Fótbóltssamband Føroya
- Founded: 13 January 1979
- Headquarters: Tórshavn
- FIFA affiliation: 1988
- UEFA affiliation: 1990
- President: Christian Andreasen
- Website: https://www.fsf.fo

= Faroe Islands Football Association =

Governing body of all domestic football in the Faroe Islands

The Faroe Islands Football Association (Fótbóltssamband Føroya or FSF, is the governing body of all domestic football in the Faroe Islands, the highest level of which is the Faroe Islands Premier League. It also runs the Faroe Islands national teams for men and women. Established in 1979, it is based in Tórshavn.

==History==
Organized football has been played in the Faroes since late 19th century. The first Faroese national football league (Meistaradeildin) was held in 1942. From 1942 until 1978, all Faroese football was governed by ÍSF (the Faroese Sports Association). On 13 January 1979, the Faroese Football Association was established. At first it worked with organizing Faroese football. The first Faroese national football league for women was held in 1985.

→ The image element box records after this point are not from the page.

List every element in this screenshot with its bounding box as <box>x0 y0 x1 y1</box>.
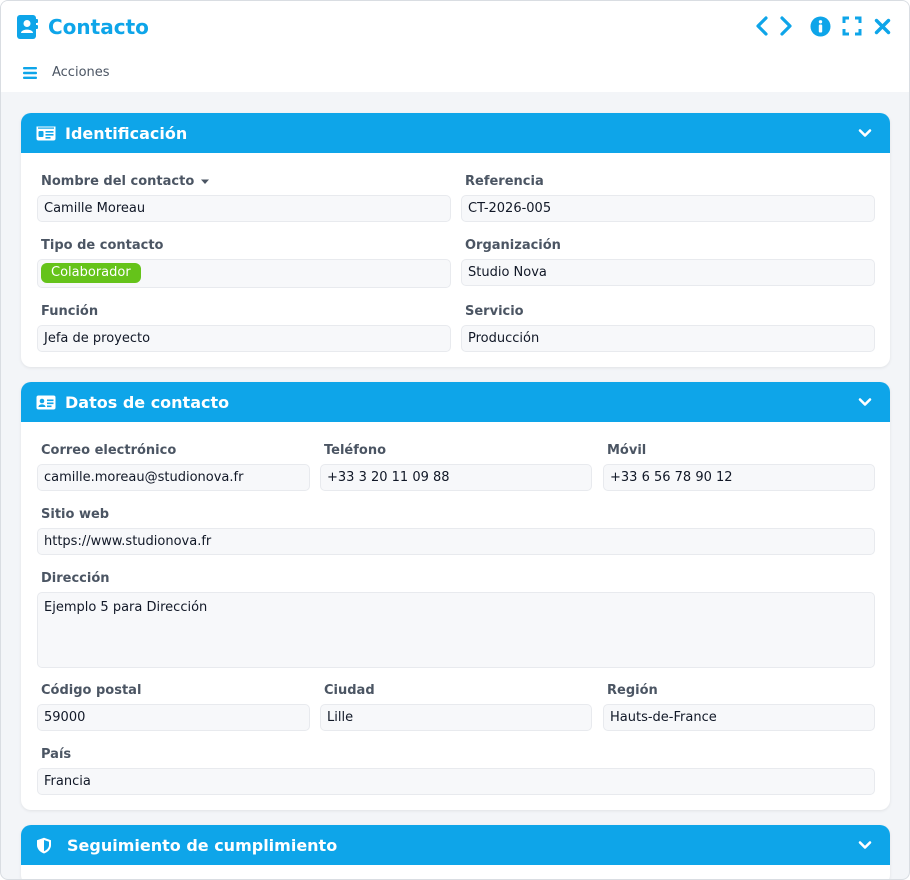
region-field[interactable]: Hauts-de-France <box>603 704 875 731</box>
service-field[interactable]: Producción <box>461 325 875 352</box>
service-label: Servicio <box>465 304 524 319</box>
window-header: Contacto Acciones <box>1 1 909 92</box>
title-row: Contacto <box>16 13 149 41</box>
function-label: Función <box>41 304 99 319</box>
id-card-icon <box>36 125 56 141</box>
contact-type-label: Tipo de contacto <box>41 238 164 253</box>
reference-label: Referencia <box>465 174 544 189</box>
city-label: Ciudad <box>324 683 375 698</box>
chevron-down-icon[interactable] <box>858 126 872 140</box>
contact-type-field[interactable]: Colaborador <box>37 259 451 288</box>
country-label: País <box>41 747 72 762</box>
close-icon <box>874 18 890 34</box>
organization-label: Organización <box>465 238 561 253</box>
mobile-field[interactable]: +33 6 56 78 90 12 <box>603 464 875 491</box>
chevron-right-icon <box>780 16 792 36</box>
city-field[interactable]: Lille <box>320 704 592 731</box>
postal-code-field[interactable]: 59000 <box>37 704 310 731</box>
actions-label[interactable]: Acciones <box>52 65 110 80</box>
info-button[interactable] <box>809 15 831 37</box>
address-card-icon <box>36 394 56 410</box>
contact-book-icon <box>16 14 38 40</box>
phone-label: Teléfono <box>324 443 387 458</box>
contact-type-badge: Colaborador <box>41 263 141 283</box>
chevron-down-icon[interactable] <box>858 838 872 852</box>
close-button[interactable] <box>871 15 893 37</box>
expand-icon <box>842 16 862 36</box>
function-field[interactable]: Jefa de proyecto <box>37 325 451 352</box>
organization-field[interactable]: Studio Nova <box>461 259 875 286</box>
fullscreen-button[interactable] <box>841 15 863 37</box>
chevron-left-icon <box>756 16 768 36</box>
chevron-down-icon[interactable] <box>858 395 872 409</box>
previous-record-button[interactable] <box>751 15 773 37</box>
contact-name-label: Nombre del contacto <box>41 174 210 189</box>
postal-code-label: Código postal <box>41 683 142 698</box>
contact-data-panel-title: Datos de contacto <box>65 392 230 412</box>
identification-panel-header[interactable]: Identificación <box>21 113 890 153</box>
region-label: Región <box>607 683 658 698</box>
window-actions <box>743 15 893 37</box>
actions-menu[interactable]: Acciones <box>23 65 110 80</box>
compliance-panel: Seguimiento de cumplimiento <box>21 825 890 879</box>
mobile-label: Móvil <box>607 443 647 458</box>
contact-name-field[interactable]: Camille Moreau <box>37 195 451 222</box>
website-field[interactable]: https://www.studionova.fr <box>37 528 875 555</box>
compliance-panel-title: Seguimiento de cumplimiento <box>67 835 338 855</box>
caret-down-icon[interactable] <box>200 178 210 186</box>
next-record-button[interactable] <box>775 15 797 37</box>
reference-field[interactable]: CT-2026-005 <box>461 195 875 222</box>
phone-field[interactable]: +33 3 20 11 09 88 <box>320 464 592 491</box>
contact-data-panel-header[interactable]: Datos de contacto <box>21 382 890 422</box>
identification-panel-title: Identificación <box>65 123 188 143</box>
address-textarea[interactable]: Ejemplo 5 para Dirección <box>37 592 875 668</box>
info-icon <box>810 16 830 36</box>
hamburger-menu-icon[interactable] <box>23 66 37 79</box>
address-label: Dirección <box>41 571 110 586</box>
contact-data-panel: Datos de contacto Correo electrónico cam… <box>21 382 890 810</box>
email-field[interactable]: camille.moreau@studionova.fr <box>37 464 310 491</box>
website-label: Sitio web <box>41 507 110 522</box>
identification-panel: Identificación Nombre del contacto Camil… <box>21 113 890 367</box>
page-title: Contacto <box>48 15 149 39</box>
shield-icon <box>36 837 56 853</box>
contact-window: Contacto Acciones Identificación Nombre … <box>0 0 910 880</box>
compliance-panel-header[interactable]: Seguimiento de cumplimiento <box>21 825 890 865</box>
email-label: Correo electrónico <box>41 443 177 458</box>
country-field[interactable]: Francia <box>37 768 875 795</box>
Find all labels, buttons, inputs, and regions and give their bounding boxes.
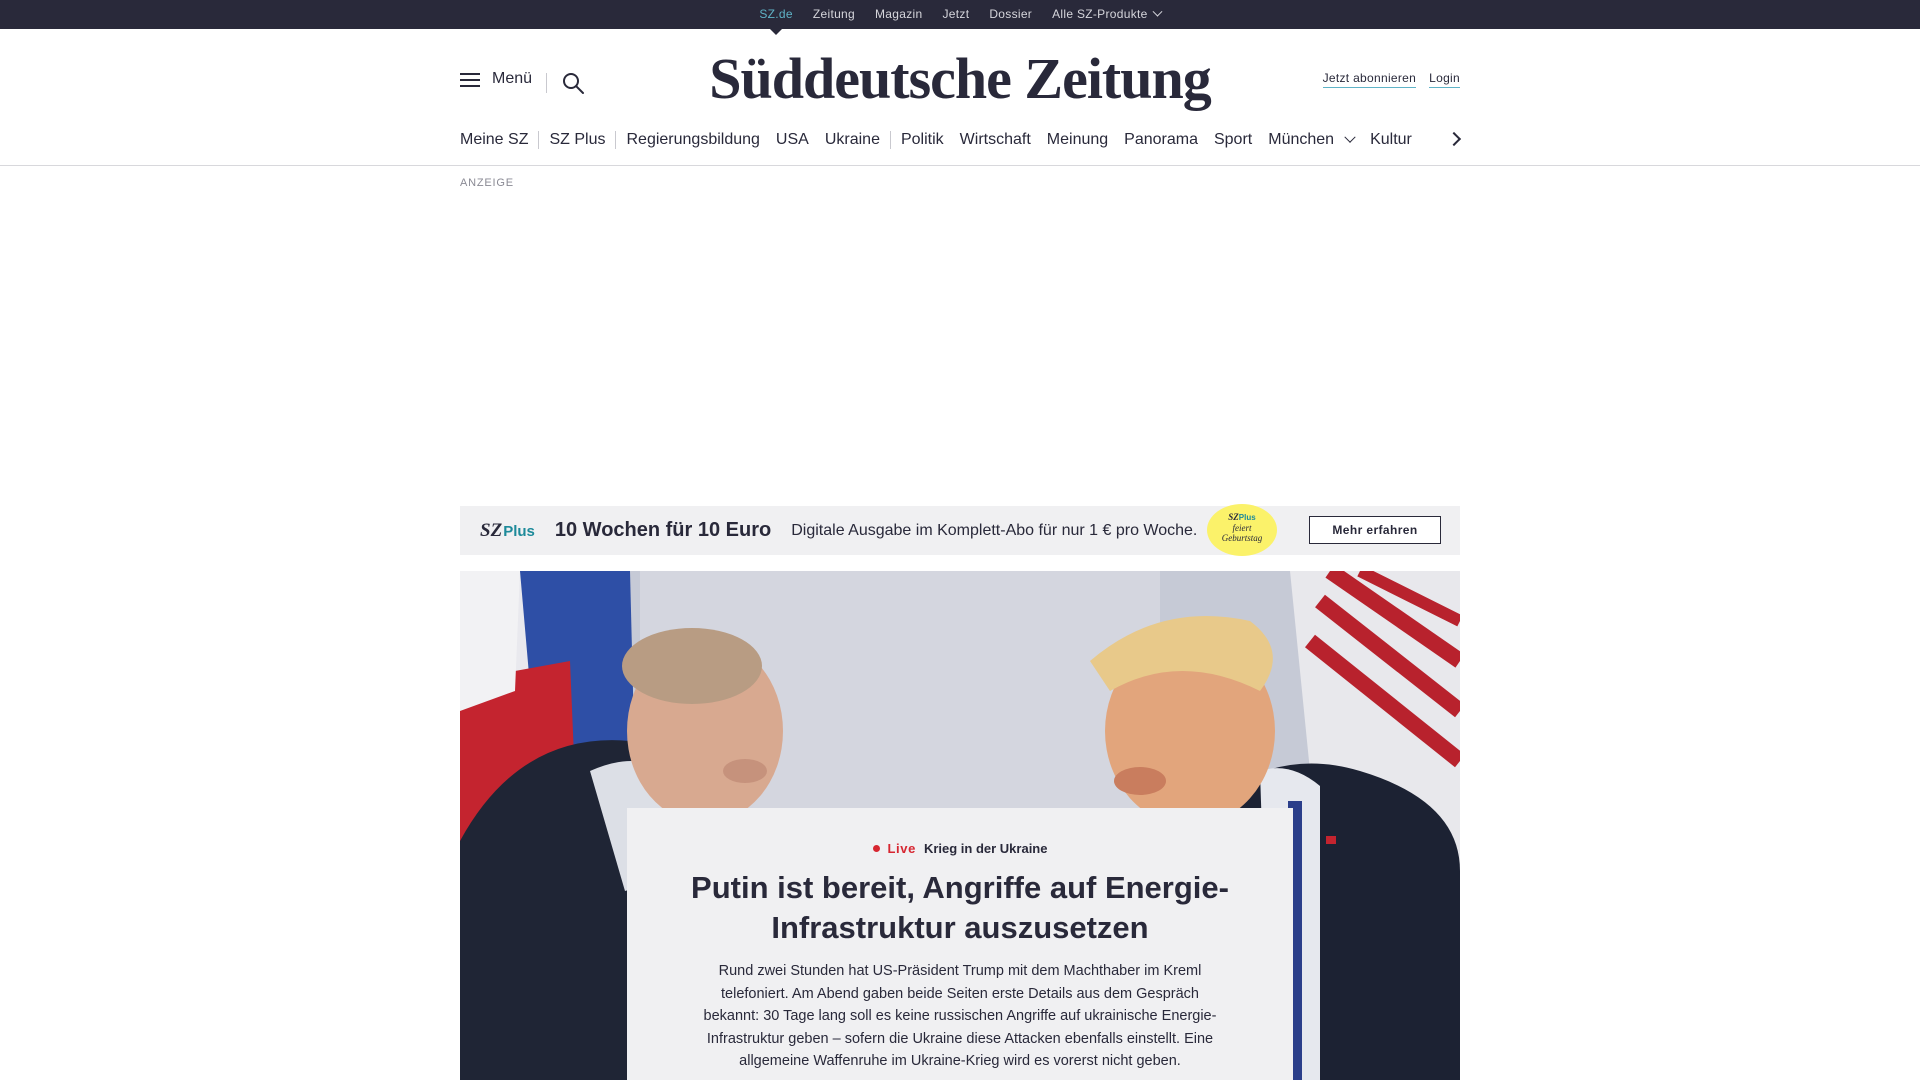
nav-item-panorama[interactable]: Panorama — [1124, 131, 1198, 149]
nav-item-muenchen[interactable]: München — [1268, 131, 1356, 149]
nav-item-kultur[interactable]: Kultur — [1370, 131, 1412, 149]
account-links: Jetzt abonnieren Login — [1322, 71, 1460, 88]
nav-divider-line — [0, 165, 1920, 166]
article-headline[interactable]: Putin ist bereit, Angriffe auf Energie-I… — [680, 868, 1240, 948]
product-link-magazin[interactable]: Magazin — [865, 0, 932, 29]
logo-container: Süddeutsche Zeitung — [0, 45, 1920, 112]
nav-item-sport[interactable]: Sport — [1214, 131, 1252, 149]
nav-item-regierungsbildung[interactable]: Regierungsbildung — [626, 131, 759, 149]
live-dot-icon — [872, 845, 880, 852]
product-link-sz-de[interactable]: SZ.de — [749, 0, 803, 35]
nav-item-usa[interactable]: USA — [776, 131, 809, 149]
site-logo[interactable]: Süddeutsche Zeitung — [709, 46, 1212, 111]
article-summary: Rund zwei Stunden hat US-Präsident Trump… — [703, 963, 1217, 1069]
birthday-badge: SZPlus feiert Geburtstag — [1207, 504, 1277, 556]
subscribe-link[interactable]: Jetzt abonnieren — [1322, 71, 1417, 88]
product-bar: SZ.de Zeitung Magazin Jetzt Dossier Alle… — [0, 0, 1920, 35]
nav-item-ukraine[interactable]: Ukraine — [825, 131, 880, 149]
product-dropdown-all[interactable]: Alle SZ-Produkte — [1042, 0, 1171, 29]
nav-item-meinung[interactable]: Meinung — [1047, 131, 1108, 149]
article-kicker: Live Krieg in der Ukraine — [627, 841, 1293, 856]
chevron-down-icon — [1152, 6, 1163, 17]
sz-plus-promo-banner: SZPlus 10 Wochen für 10 Euro Digitale Au… — [460, 504, 1460, 556]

In the 1980s, the Faroese Football Association started training coaches and managers. At first it was done with help from Denmark, but since the mid-1990s, this training has been under full Faroese responsibility.

On 2 July 1988, the Faroe Islands gained membership of FIFA, and on 18 April 1990, they gained membership of UEFA. Since then the Faroes have participated in international football competitions.